Localized Innovation Built on a Strong Foundation
AgriOS, open-sourced under a permissive license, focuses on operational essentials needed by agricultural SMEs, such as farmer mapping, input management, inventory control, logistics, and financial oversight. Local technology firms can customize this infrastructure for their respective markets, retaining 100% of the revenue generated and ownership of their adaptations. Governed by the Linux Foundation, AgriOS benefits from being an open-source project shielded from monopolistic control, ensuring community access to the codebase remains intact.
Support from Downstream Stakeholders
Significantly, large downstream companies have become increasingly willing to finance AgriOS deployments, recognizing that such investments align with their operational objectives rather than mere philanthropy. Financial institutions seek qualified borrowers, while investors aim to enhance their portfolios, and buyers desire a more reliable supply chain. Nick Lakhani, CEO of Africa Agriculture, notes that the core issue in African agriculture isn’t a shortage of capital, but rather a fragmented market that complicates investment. AgriOS is creating a user-friendly ecosystem for SMEs in need of funding, enabling them to track results without overwhelming administrative demands.

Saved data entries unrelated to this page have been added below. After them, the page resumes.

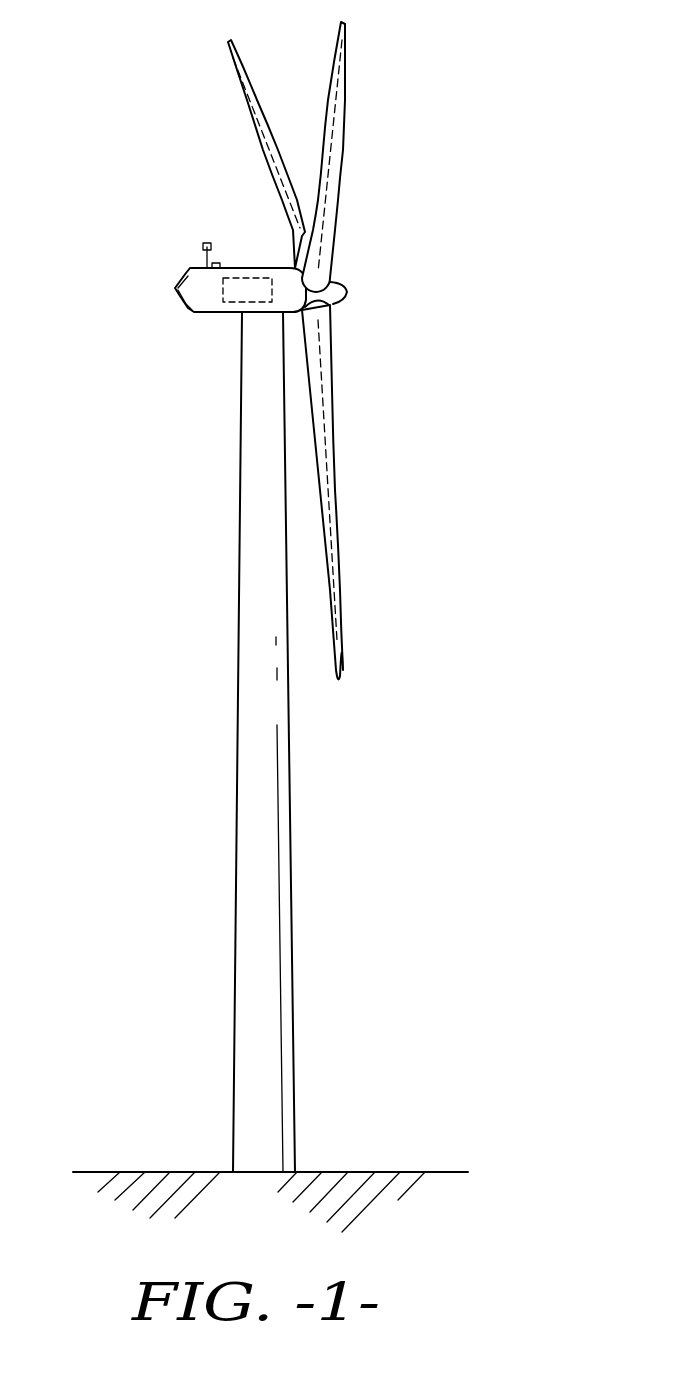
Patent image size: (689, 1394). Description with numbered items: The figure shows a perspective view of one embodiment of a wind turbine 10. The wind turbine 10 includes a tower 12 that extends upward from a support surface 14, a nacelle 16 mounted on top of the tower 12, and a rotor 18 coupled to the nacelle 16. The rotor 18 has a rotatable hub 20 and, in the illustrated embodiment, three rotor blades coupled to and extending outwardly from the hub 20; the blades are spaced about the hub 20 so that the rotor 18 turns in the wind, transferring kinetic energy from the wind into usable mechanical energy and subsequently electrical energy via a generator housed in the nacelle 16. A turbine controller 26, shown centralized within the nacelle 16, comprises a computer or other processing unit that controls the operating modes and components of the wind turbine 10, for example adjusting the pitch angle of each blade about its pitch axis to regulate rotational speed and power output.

The wind turbine 10 is at (445, 100).
The tower 12 is at (248, 860).
The support surface 14 is at (158, 1172).
The nacelle 16 is at (218, 315).
The rotor 18 is at (324, 339).
The rotatable hub 20 is at (342, 290).
The turbine controller 26 is at (248, 278).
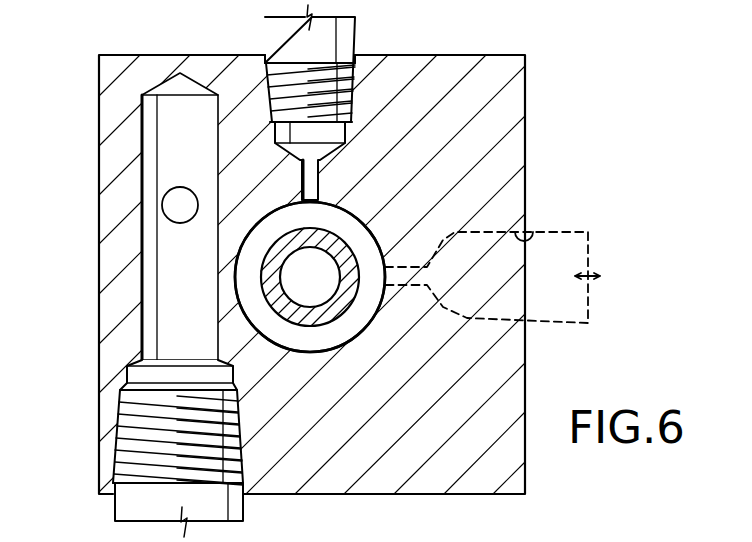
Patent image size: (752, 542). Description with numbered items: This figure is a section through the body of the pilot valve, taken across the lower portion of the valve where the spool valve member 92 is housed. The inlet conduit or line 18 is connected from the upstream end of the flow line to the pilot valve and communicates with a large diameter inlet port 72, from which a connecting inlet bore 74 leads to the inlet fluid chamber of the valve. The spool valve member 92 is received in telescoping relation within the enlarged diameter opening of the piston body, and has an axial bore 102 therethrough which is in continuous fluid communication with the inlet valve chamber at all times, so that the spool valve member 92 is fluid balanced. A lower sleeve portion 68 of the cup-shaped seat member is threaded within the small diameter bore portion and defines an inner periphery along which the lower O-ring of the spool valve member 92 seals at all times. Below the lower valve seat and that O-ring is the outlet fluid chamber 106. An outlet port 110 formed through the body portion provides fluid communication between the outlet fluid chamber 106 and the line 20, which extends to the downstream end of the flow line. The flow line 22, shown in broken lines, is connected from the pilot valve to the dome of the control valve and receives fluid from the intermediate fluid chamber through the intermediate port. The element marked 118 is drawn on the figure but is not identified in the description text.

The inlet conduit 18 is at (127, 513).
The line 20 is at (343, 33).
The flow line 22 is at (590, 325).
The lower sleeve portion 68 is at (241, 247).
The large diameter inlet port 72 is at (170, 118).
The connecting inlet bore 74 is at (167, 211).
The spool valve member 92 is at (267, 275).
The axial bore 102 is at (300, 285).
The outlet fluid chamber 106 is at (243, 240).
The outlet port 110 is at (268, 72).
The hose connection 118 is at (537, 228).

Collaboration as a Game-Changer in AgriTech
The agricultural technology sector has long operated in silos, developing redundant solutions to commonly shared challenges. This fragmentation often passes the costs onto farmers and small businesses that are left with piecemeal tools or none at all. Open infrastructure doesn’t simply eradicate competition; it reallocates it to areas where it can generate the greatest value, allowing companies to differentiate and grow in sustainable ways. AgriOS represents a strategic commitment to digitalization at scale, prioritizing local entrepreneurs equipped with the knowledge of their markets and allowing them to innovate rather than reinventing existing frameworks.